Fonctionnalité prospective du Fabcity Dashboard (capture écran). © Julien Paris

Les publics du Fabcity Dashboard

Outil de diagnostic, support pédagogique, plateforme pour mettre en réseau les acteurs ? Selon qu’on considère le Fabcity Dashboard comme s’adressant à des experts, à des citoyens ou aux communautés des labs, on peut l’envisager de multiples manières. Plutôt que de trancher, nous avons insisté avec Mariana Quintero pour que le Fabcity Dashboard soit tout à la fois : il doit s’adresser à tous, proposer tous les outils permettant de penser le rôle des labs dans la ville de demain, à la condition que l’information soit éditorialisée. Il s’agit de trouver différents modes de narration et de représentation selon qu’on ait un profil de citoyen ou d’expert. Malheureusement, cet aspect n’est pas encore visible dans la version en ligne de l’application.

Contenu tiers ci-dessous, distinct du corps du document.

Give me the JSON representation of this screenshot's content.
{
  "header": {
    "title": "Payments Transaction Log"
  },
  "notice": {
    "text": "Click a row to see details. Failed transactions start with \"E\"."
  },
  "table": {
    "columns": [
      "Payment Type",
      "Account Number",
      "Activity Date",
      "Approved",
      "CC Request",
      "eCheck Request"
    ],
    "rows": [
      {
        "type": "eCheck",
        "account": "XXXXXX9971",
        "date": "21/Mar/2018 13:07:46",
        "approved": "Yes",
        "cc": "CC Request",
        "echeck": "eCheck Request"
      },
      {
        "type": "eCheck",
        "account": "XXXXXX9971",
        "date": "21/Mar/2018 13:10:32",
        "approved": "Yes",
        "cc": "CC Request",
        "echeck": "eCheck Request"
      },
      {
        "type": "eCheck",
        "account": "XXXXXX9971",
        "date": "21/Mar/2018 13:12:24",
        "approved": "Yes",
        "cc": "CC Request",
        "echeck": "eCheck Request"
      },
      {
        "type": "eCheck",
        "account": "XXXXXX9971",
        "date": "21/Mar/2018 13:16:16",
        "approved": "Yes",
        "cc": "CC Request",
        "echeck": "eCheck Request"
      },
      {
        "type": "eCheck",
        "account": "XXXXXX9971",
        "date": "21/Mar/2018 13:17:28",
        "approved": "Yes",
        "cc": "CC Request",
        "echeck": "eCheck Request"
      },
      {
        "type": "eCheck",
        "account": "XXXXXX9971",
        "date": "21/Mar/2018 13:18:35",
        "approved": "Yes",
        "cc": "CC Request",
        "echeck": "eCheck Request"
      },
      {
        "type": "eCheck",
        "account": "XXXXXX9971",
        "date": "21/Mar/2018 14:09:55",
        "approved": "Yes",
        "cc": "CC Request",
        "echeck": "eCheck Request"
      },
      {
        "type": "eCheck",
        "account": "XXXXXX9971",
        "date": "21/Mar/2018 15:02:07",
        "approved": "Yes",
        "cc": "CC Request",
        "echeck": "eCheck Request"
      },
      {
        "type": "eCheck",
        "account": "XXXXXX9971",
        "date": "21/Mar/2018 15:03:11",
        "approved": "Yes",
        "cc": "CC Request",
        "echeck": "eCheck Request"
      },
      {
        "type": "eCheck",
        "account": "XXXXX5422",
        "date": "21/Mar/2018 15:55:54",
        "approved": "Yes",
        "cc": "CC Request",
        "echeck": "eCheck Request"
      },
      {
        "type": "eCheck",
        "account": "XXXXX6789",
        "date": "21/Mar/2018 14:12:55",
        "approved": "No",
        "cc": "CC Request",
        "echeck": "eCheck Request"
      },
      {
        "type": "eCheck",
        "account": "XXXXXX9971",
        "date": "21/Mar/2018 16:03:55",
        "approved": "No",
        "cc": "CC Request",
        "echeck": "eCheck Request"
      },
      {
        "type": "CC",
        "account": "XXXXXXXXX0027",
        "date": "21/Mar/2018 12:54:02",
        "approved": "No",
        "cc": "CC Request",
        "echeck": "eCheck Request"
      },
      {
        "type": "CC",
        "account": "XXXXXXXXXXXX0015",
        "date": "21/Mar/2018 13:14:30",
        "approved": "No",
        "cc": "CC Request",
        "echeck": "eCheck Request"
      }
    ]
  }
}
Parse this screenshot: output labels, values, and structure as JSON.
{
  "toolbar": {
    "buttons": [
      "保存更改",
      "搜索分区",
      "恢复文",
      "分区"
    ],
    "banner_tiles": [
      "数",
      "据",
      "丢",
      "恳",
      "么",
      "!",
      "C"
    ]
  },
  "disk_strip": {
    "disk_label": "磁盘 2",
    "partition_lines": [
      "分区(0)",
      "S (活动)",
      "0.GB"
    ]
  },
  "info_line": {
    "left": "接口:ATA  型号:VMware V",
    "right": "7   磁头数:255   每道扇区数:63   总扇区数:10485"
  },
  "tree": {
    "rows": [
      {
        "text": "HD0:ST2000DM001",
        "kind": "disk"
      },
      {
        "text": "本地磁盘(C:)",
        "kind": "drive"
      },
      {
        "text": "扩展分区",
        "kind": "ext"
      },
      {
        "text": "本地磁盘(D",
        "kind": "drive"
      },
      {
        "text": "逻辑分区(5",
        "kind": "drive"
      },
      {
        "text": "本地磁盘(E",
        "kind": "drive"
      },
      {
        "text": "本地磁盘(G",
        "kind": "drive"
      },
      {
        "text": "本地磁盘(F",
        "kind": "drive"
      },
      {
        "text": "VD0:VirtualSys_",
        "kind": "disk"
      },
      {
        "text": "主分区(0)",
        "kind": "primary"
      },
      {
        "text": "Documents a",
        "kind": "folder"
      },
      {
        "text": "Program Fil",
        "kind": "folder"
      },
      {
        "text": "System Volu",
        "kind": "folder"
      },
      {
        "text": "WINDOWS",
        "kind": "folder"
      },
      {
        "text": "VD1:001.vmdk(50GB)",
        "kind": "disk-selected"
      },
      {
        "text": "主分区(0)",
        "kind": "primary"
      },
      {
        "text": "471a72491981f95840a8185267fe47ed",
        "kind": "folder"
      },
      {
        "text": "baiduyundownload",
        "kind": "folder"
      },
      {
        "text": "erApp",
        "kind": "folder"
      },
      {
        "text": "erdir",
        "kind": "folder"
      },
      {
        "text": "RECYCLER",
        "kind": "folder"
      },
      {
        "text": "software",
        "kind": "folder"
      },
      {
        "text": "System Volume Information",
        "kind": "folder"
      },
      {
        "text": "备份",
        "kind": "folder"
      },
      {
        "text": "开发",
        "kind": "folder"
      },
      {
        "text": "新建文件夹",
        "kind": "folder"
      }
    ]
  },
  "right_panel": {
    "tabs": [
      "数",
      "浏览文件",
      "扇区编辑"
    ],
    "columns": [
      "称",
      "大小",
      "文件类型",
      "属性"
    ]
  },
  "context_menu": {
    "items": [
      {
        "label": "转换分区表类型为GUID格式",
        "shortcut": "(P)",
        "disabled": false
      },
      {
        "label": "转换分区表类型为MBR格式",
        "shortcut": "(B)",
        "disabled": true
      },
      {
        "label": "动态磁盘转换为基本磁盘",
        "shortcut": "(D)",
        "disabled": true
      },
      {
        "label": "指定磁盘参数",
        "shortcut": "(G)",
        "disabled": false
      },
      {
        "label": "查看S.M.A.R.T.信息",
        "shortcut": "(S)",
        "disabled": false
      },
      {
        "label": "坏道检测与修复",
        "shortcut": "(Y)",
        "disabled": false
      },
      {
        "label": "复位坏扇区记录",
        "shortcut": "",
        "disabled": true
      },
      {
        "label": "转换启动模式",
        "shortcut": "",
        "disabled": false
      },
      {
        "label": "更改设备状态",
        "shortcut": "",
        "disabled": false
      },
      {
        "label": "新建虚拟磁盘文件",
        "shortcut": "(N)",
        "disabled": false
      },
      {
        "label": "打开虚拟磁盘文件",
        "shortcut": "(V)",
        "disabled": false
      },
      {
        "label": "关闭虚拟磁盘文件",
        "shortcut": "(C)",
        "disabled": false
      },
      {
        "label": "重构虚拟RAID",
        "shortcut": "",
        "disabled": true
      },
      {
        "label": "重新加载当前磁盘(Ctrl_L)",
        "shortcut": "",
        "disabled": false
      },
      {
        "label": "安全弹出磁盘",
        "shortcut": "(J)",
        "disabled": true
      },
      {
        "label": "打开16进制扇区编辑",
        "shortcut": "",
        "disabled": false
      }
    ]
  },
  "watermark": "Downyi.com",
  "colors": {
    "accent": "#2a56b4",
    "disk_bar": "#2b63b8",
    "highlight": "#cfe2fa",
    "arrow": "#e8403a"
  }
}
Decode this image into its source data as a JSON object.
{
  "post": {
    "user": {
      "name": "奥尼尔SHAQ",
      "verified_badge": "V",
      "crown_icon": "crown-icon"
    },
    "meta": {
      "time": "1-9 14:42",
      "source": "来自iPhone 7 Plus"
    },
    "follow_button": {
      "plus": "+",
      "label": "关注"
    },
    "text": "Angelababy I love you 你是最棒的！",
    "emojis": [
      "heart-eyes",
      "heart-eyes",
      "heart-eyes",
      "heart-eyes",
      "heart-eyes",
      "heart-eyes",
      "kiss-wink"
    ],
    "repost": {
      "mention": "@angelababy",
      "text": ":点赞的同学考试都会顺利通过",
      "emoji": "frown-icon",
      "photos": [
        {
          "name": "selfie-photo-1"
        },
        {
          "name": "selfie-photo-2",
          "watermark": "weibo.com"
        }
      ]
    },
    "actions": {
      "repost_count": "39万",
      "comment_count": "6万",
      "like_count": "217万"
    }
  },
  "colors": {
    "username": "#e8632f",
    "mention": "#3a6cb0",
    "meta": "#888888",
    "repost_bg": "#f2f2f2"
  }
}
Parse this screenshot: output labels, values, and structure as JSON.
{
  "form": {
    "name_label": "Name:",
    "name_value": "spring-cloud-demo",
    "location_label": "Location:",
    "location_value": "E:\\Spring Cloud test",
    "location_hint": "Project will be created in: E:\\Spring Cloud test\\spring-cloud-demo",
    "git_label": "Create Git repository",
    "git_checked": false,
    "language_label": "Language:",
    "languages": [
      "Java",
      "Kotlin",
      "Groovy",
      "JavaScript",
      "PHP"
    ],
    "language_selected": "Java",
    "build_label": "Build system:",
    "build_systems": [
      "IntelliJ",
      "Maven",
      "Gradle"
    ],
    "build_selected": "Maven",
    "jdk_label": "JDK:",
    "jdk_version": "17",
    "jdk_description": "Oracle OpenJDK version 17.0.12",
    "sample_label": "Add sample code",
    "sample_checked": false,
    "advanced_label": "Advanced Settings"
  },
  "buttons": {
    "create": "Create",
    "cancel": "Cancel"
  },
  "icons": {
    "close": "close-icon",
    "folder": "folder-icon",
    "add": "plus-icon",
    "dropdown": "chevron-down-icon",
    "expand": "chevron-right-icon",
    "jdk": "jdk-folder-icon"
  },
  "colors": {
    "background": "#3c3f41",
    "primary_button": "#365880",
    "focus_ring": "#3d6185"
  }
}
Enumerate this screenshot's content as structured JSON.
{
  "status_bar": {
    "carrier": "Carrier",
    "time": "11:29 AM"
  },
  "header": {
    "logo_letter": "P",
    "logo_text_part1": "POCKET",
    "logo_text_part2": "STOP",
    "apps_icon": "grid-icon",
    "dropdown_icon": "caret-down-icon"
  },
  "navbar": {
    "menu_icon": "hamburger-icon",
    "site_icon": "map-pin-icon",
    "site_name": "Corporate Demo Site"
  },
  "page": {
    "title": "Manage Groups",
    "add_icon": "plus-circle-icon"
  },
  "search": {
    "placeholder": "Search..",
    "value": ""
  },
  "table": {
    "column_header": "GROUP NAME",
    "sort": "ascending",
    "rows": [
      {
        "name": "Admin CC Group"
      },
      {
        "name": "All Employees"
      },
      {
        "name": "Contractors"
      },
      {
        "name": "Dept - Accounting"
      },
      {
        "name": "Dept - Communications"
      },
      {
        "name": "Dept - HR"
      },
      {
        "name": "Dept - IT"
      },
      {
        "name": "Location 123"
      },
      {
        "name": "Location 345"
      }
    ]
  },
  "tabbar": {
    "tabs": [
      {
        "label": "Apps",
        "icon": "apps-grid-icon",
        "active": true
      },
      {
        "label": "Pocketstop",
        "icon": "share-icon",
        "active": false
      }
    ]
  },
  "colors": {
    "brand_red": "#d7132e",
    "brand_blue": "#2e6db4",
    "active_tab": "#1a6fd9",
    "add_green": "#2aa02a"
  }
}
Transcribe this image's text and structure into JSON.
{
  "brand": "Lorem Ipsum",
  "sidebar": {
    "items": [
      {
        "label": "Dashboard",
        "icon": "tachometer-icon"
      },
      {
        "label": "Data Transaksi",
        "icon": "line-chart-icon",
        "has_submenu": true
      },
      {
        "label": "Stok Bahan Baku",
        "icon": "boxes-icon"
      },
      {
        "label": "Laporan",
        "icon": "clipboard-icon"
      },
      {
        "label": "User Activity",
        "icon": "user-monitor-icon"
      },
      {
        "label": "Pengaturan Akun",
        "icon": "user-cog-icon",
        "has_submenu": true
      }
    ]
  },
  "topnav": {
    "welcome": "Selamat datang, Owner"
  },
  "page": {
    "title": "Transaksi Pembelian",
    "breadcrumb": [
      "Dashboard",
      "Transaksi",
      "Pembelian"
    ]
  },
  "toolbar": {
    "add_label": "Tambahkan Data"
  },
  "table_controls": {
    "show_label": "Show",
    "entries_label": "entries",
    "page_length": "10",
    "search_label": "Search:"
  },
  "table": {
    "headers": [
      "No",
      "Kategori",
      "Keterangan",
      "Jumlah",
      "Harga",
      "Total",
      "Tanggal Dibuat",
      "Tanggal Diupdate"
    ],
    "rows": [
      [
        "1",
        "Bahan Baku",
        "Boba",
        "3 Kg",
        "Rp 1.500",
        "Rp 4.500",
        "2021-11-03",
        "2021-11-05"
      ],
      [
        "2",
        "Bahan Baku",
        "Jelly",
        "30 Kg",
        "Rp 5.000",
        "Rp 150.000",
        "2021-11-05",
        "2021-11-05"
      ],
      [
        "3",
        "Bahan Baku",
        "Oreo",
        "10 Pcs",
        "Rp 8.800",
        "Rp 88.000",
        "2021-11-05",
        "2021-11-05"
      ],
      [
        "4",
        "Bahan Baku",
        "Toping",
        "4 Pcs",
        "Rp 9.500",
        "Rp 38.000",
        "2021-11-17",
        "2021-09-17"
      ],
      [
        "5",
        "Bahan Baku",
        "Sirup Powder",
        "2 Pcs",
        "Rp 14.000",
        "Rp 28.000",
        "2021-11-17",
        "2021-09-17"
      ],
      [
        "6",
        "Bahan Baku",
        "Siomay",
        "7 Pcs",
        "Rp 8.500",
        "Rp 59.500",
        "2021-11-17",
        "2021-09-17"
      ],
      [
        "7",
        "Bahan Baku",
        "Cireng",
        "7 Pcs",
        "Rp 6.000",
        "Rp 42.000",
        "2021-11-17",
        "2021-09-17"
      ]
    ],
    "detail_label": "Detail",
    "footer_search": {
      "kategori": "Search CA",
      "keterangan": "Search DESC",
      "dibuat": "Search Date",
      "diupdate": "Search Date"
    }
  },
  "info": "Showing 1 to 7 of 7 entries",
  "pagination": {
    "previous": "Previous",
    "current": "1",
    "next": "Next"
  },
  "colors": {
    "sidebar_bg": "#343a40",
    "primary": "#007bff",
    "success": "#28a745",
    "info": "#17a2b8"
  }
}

Leçons de Fabcity Dashboard après Visualizar

Fab14, penser ensemble smart city et fabcity? L’expérimentation se situe très en amont des changements urbains et climatiques des prochaines décennies. Elle se situe aussi en amont (mais moins) de Fab14 qui réunira en France en 2018 un grand nombre d’animateurs et créateurs de fablabs à travers le monde. De tels événements sont autant de moments durant lesquels il est nécessaire de proposer des outils (techniques ou intellectuels) proposant une vision globale des enjeux des villes de demain. Comment penser simultanément un modèle de smart city basé sur l’open data et un modèle de fabcity basé sur la relocalisation de l’économie industrielle ?

Poser la question des publics et éditorialiser les datas. Le devenir des villes ne doit pas être réservé à des cercles d’experts ou de techniciens. Comment faire alors que la compréhension de la statistique n’est pas innée, pas plus que la lecture et l’analyse des cartes ? Prendre le temps d’éditorialiser les données et de penser le design et l’ergonomie d’applications comme Fabcity Dashboard en vue de son utilisation par des publics très différents est une première tentative de réponse.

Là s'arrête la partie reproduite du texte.